- Born: 1986
- Education: San Francisco State University, BS (2008); University of Arizona, MS, PhD (2015);
- Awards: Carl Sagan Medal; Susan Mahan Niebur Early Career Award; NASA Planetary Science Early Career Award;
- Scientific career
- Fields: Planetary science
- Workplaces: Planetary Science Institute; NASA Jet Propulsion Laboratory;
- Thesis: Stress, on the Rocks: Thermally Induced Stresses in Rocks and Microstructures on Airless Bodies, Implications for Breakdown (2015)
- Doctoral advisor: Shane Byrne
- Website: https://www.jmolaro.com/

= Jamie Molaro =

American planetary scientist

Jamie Molaro (born 1986) is an American planetary scientist and artist. The asteroid 30379 Molaro is named for her.

== Education ==
Molaro grew up in Grass Valley, California. She graduated from Bear River High School in 2004. She attended San Francisco State University, where she earned a Bachelor of Science in Physics in 2008. She was awarded the Eden Academic Excellence Award in 2007 and was a Presidential Scholar. She was awarded a Doctor of Philosophy from the University of Arizona (UA) in 2015, where she also completed a Master of Science. She also earned a Certificate in College Teaching.

== Research ==
In 2015, Molaro joined the Jet Propulsion Laboratory as a NASA Post Doctoral Program fellow, where she was a scientist working on the OSIRIS-REx mission under Paul Hayne. Molaro publishes research regarding the impact of thermal forces on rocks, boulders, and landscapes on airless bodies.

As of 2025, she is a research scientist at the Planetary Science Institute.

== Awards ==
- Earth and Space Science Fellowship, NASA, 2012
- Galileo Circle Scholarship, University of Arizona College of Science, 2012
- Gerard P. Kuiper Memorial Award, University of Arizona, 2016
- Asteroid namesake, 30379 Molaro, International Astronomical Union, 2021
- Planetary Science Early Career Award, NASA, 2023
- Susan Mahan Niebur Early Career Award, NASA Solar System Exploration Research Virtual Institute, 2024
- Carl Sagan Medal, American Astronomical Society, 2024

== Selected publications ==
Molaro, J. L. (2020). "In situ evidence of thermally induced rock breakdown widespread on Bennu’s surface"

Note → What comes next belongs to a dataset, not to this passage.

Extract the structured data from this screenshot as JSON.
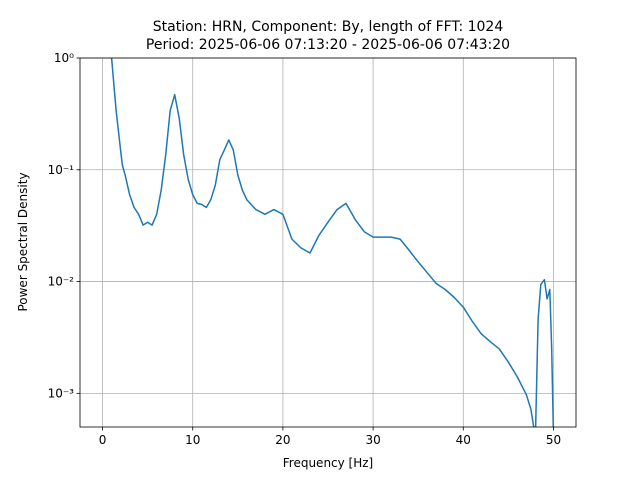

Molaro, J.L. (2017). "Thermally induced stresses in boulders on airless body surfaces, and implications for rock breakdown"

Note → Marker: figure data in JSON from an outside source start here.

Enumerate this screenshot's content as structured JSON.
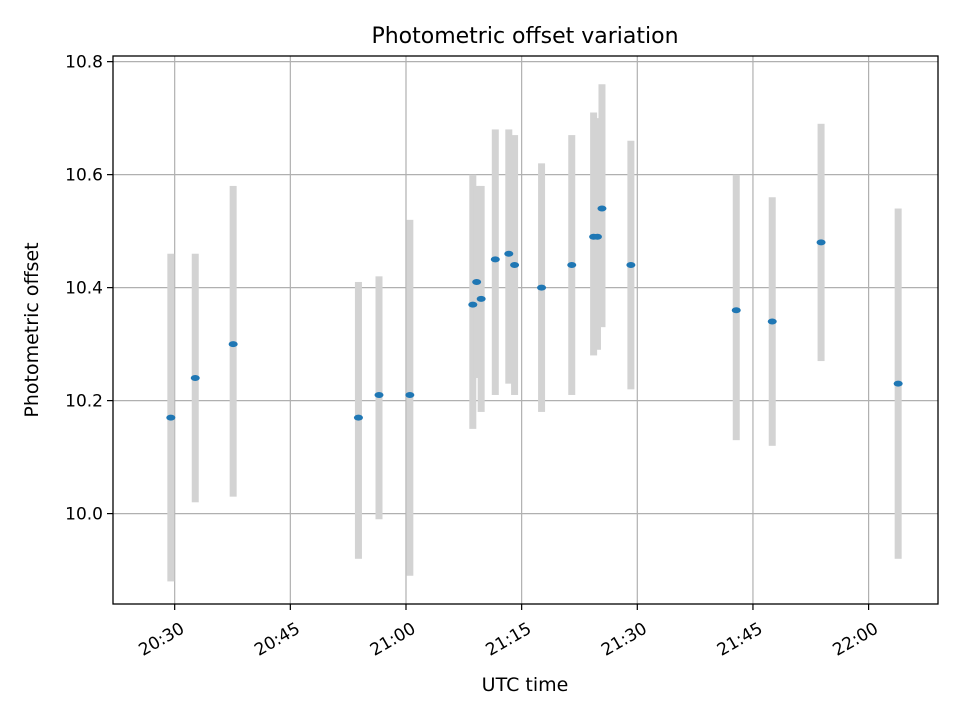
{
  "chart_data": {
    "type": "scatter",
    "title": "Photometric offset variation",
    "xlabel": "UTC time",
    "ylabel": "Photometric offset",
    "x_ticks": [
      "20:30",
      "20:45",
      "21:00",
      "21:15",
      "21:30",
      "21:45",
      "22:00"
    ],
    "y_ticks": [
      "10.0",
      "10.2",
      "10.4",
      "10.6",
      "10.8"
    ],
    "xlim": [
      "20:22",
      "22:09"
    ],
    "ylim": [
      9.84,
      10.81
    ],
    "grid": true,
    "colors": {
      "point": "#1f77b4",
      "errorbar": "#d3d3d3",
      "grid": "#b0b0b0"
    },
    "points": [
      {
        "time": "20:29:30",
        "y": 10.17,
        "ylow": 9.88,
        "yhigh": 10.46
      },
      {
        "time": "20:32:40",
        "y": 10.24,
        "ylow": 10.02,
        "yhigh": 10.46
      },
      {
        "time": "20:37:35",
        "y": 10.3,
        "ylow": 10.03,
        "yhigh": 10.58
      },
      {
        "time": "20:53:50",
        "y": 10.17,
        "ylow": 9.92,
        "yhigh": 10.41
      },
      {
        "time": "20:56:30",
        "y": 10.21,
        "ylow": 9.99,
        "yhigh": 10.42
      },
      {
        "time": "21:00:30",
        "y": 10.21,
        "ylow": 9.89,
        "yhigh": 10.52
      },
      {
        "time": "21:08:40",
        "y": 10.37,
        "ylow": 10.15,
        "yhigh": 10.6
      },
      {
        "time": "21:09:10",
        "y": 10.41,
        "ylow": 10.24,
        "yhigh": 10.58
      },
      {
        "time": "21:09:45",
        "y": 10.38,
        "ylow": 10.18,
        "yhigh": 10.58
      },
      {
        "time": "21:11:35",
        "y": 10.45,
        "ylow": 10.21,
        "yhigh": 10.68
      },
      {
        "time": "21:13:20",
        "y": 10.46,
        "ylow": 10.23,
        "yhigh": 10.68
      },
      {
        "time": "21:14:05",
        "y": 10.44,
        "ylow": 10.21,
        "yhigh": 10.67
      },
      {
        "time": "21:17:35",
        "y": 10.4,
        "ylow": 10.18,
        "yhigh": 10.62
      },
      {
        "time": "21:21:30",
        "y": 10.44,
        "ylow": 10.21,
        "yhigh": 10.67
      },
      {
        "time": "21:24:20",
        "y": 10.49,
        "ylow": 10.28,
        "yhigh": 10.71
      },
      {
        "time": "21:24:50",
        "y": 10.49,
        "ylow": 10.29,
        "yhigh": 10.7
      },
      {
        "time": "21:25:25",
        "y": 10.54,
        "ylow": 10.33,
        "yhigh": 10.76
      },
      {
        "time": "21:29:10",
        "y": 10.44,
        "ylow": 10.22,
        "yhigh": 10.66
      },
      {
        "time": "21:42:50",
        "y": 10.36,
        "ylow": 10.13,
        "yhigh": 10.6
      },
      {
        "time": "21:47:30",
        "y": 10.34,
        "ylow": 10.12,
        "yhigh": 10.56
      },
      {
        "time": "21:53:50",
        "y": 10.48,
        "ylow": 10.27,
        "yhigh": 10.69
      },
      {
        "time": "22:03:50",
        "y": 10.23,
        "ylow": 9.92,
        "yhigh": 10.54
      }
    ]
  }
}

Molaro, Jamie L. (2015). "Grain‐scale thermoelastic stresses and spatiotemporal temperature gradients on airless bodies, implications for rock breakdown"

Molaro, Jamie (2012). "Rates of temperature change of airless landscapes and implications for thermal stress weathering"

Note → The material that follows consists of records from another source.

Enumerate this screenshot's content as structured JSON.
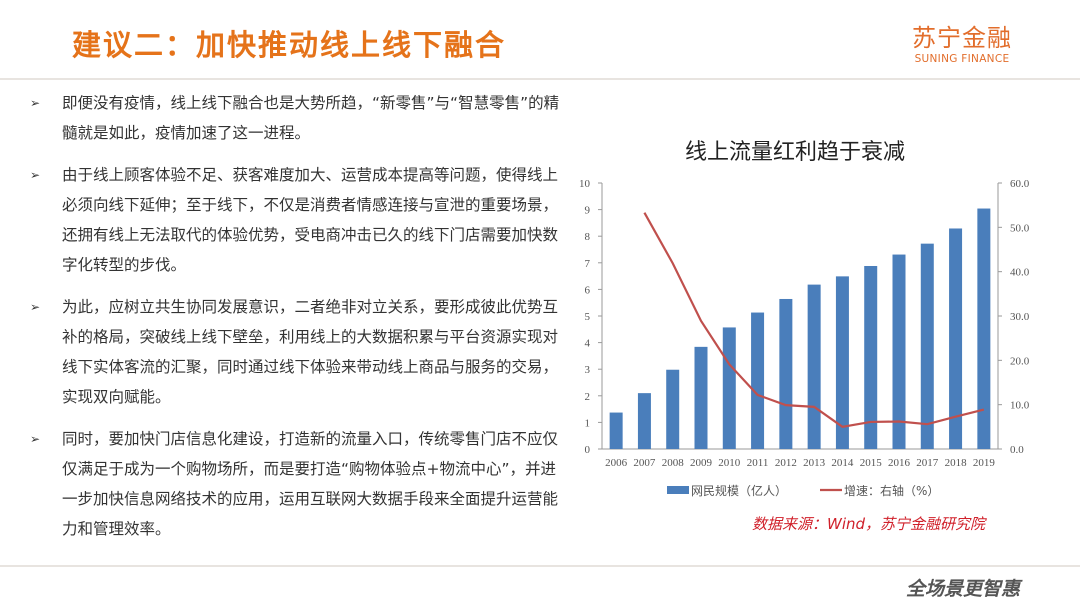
{
  "header": {
    "title": "建议二：加快推动线上线下融合",
    "logo_cn": "苏宁金融",
    "logo_en": "SUNING FINANCE",
    "accent": "#e5731a"
  },
  "bullets": [
    "即便没有疫情，线上线下融合也是大势所趋，“新零售”与“智慧零售”的精髓就是如此，疫情加速了这一进程。",
    "由于线上顾客体验不足、获客难度加大、运营成本提高等问题，使得线上必须向线下延伸；至于线下，不仅是消费者情感连接与宣泄的重要场景，还拥有线上无法取代的体验优势，受电商冲击已久的线下门店需要加快数字化转型的步伐。",
    "为此，应树立共生协同发展意识，二者绝非对立关系，要形成彼此优势互补的格局，突破线上线下壁垒，利用线上的大数据积累与平台资源实现对线下实体客流的汇聚，同时通过线下体验来带动线上商品与服务的交易，实现双向赋能。",
    "同时，要加快门店信息化建设，打造新的流量入口，传统零售门店不应仅仅满足于成为一个购物场所，而是要打造“购物体验点+物流中心”，并进一步加快信息网络技术的应用，运用互联网大数据手段来全面提升运营能力和管理效率。"
  ],
  "bullet_icon": "arrow-right-icon",
  "chart_data": {
    "type": "bar+line",
    "title": "线上流量红利趋于衰减",
    "categories": [
      "2006",
      "2007",
      "2008",
      "2009",
      "2010",
      "2011",
      "2012",
      "2013",
      "2014",
      "2015",
      "2016",
      "2017",
      "2018",
      "2019"
    ],
    "series": [
      {
        "name": "网民规模（亿人）",
        "type": "bar",
        "axis": "left",
        "color": "#4a7ebb",
        "values": [
          1.37,
          2.1,
          2.98,
          3.84,
          4.57,
          5.13,
          5.64,
          6.18,
          6.49,
          6.88,
          7.31,
          7.72,
          8.29,
          9.04
        ]
      },
      {
        "name": "增速：右轴（%）",
        "type": "line",
        "axis": "right",
        "color": "#c0504d",
        "values": [
          null,
          53.3,
          41.9,
          28.9,
          19.1,
          12.2,
          9.9,
          9.5,
          5.0,
          6.1,
          6.2,
          5.6,
          7.3,
          8.9
        ]
      }
    ],
    "y_left": {
      "range": [
        0,
        10
      ],
      "ticks": [
        "0",
        "1",
        "2",
        "3",
        "4",
        "5",
        "6",
        "7",
        "8",
        "9",
        "10"
      ]
    },
    "y_right": {
      "range": [
        0,
        60
      ],
      "ticks": [
        "0.0",
        "10.0",
        "20.0",
        "30.0",
        "40.0",
        "50.0",
        "60.0"
      ]
    },
    "grid": false,
    "legend": "bottom"
  },
  "source": "数据来源：Wind，苏宁金融研究院",
  "footer_slogan": "全场景更智惠"
}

== Outreach and science art ==
Molaro founded The Art of Planetary Science, an annual art exhibition, at UA in 2013. In 2015, an art piece inspired by her dissertation won the People's Choice prize. Her work was also exhibited at Michigan State University.

She was the co-leader of Mission: AstroAccess, which promotes access to disabled and chronically ill people in the space sciences. This group published a study of possible accessibility accommodations for space flight. She also founded DAIS (Disabled for Accessibility In Space).